Inflammation-driven tissue damage poses significant challenges in dental regeneration, particularly in conditions like pulpitis. This study explores the intricate interplay between stem cells from the apical papilla (SCAP), their extracellular vesicles (sEVs), and immune cells under inflammatory stress. Leveraging lipopolysaccharide (LPS) as an inflammatory trigger, we isolated and characterized sEVs from SCAP (SEVs-LPS), uncovering their pivotal role in modulating macrophage polarization and osteoblast differentiation.
Our findings reveal that SEVs-LPS amplify the pro-inflammatory M1 macrophage phenotype, marked by elevated cytokine secretion (IL-6, IL-1β), while diminishing anti-inflammatory M2 markers (IL-10, CD206). This inflammatory polarization impairs the mineralization potential of SCAP, a critical factor in bone regeneration. Interestingly, despite their reduced protein content compared to control vesicles, sEVs-LPS demonstrated robust immunomodulatory effects, highlighting their potential as key mediators of the inflammatory microenvironment.
Through cutting-edge techniques, including tunable resistive pulse sensing, electron microscopy, and advanced gene expression assays, this study provides a comprehensive profile of SEVs-LPS. These vesicles exhibit a diameter of approximately 100 nm, characteristic of exosome-like morphology, and express hallmark vesicular markers (CD9, CD63, CD81, HSP70). Crucially, while SEVs-LPS diminished osteogenic outcomes, they retained their capacity to influence immune responses, underscoring a dual-edged role in regeneration and inflammation.

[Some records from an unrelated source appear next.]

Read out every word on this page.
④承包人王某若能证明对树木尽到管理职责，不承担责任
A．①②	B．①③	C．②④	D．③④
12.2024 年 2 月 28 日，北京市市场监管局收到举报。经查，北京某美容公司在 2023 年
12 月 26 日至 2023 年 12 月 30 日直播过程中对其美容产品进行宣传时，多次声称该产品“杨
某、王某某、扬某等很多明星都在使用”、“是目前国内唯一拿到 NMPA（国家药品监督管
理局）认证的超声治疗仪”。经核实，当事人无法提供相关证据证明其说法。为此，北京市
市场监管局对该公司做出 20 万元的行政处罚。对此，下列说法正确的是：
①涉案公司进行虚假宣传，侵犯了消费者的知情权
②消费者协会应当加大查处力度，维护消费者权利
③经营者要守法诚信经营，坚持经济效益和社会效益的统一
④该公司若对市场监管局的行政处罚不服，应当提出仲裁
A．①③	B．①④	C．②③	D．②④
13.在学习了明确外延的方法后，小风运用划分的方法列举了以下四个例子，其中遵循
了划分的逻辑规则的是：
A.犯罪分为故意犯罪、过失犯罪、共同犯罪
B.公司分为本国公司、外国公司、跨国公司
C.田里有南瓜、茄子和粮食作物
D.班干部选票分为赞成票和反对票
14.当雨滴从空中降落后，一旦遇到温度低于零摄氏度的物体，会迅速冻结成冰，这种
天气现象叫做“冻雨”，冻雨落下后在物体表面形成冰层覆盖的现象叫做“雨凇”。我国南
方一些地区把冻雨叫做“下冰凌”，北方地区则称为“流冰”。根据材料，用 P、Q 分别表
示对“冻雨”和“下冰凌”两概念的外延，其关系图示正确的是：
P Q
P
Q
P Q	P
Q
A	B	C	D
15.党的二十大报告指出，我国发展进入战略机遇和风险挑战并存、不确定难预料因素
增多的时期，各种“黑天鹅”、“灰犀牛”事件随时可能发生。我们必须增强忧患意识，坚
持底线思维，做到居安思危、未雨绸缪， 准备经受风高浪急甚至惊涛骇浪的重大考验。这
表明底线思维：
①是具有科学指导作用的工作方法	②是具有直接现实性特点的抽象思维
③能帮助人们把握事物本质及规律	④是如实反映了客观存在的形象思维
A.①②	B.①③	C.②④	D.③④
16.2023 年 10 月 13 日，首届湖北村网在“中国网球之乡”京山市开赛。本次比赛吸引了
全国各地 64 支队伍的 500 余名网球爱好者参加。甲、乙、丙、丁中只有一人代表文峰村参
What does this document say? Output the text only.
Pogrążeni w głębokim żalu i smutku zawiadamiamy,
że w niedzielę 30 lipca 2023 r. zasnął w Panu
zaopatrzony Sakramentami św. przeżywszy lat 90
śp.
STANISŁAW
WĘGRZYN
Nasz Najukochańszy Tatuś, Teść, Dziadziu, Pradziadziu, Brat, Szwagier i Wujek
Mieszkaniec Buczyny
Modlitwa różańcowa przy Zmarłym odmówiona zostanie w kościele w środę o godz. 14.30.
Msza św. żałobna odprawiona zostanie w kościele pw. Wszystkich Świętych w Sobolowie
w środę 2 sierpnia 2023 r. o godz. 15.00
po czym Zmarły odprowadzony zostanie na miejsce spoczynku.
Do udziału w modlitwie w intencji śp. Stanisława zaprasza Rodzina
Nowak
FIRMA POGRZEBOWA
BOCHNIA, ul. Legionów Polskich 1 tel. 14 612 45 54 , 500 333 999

By elucidating the dynamic crosstalk between SCAP-derived vesicles and immune cells, this research opens new avenues for therapeutic strategies targeting inflammation resolution. Tailoring sEVs to mitigate pro-inflammatory effects or enhance regenerative properties may hold the key to advancing pulp and bone regeneration therapies. These insights not only deepen our understanding of oral immunology but also position sEVs as potential vectors for novel anti-inflammatory and pro-regenerative treatments.
This study invites to rethink the role of extracellular vesicles in inflammatory contexts and their transformative potential in regenerative dentistry.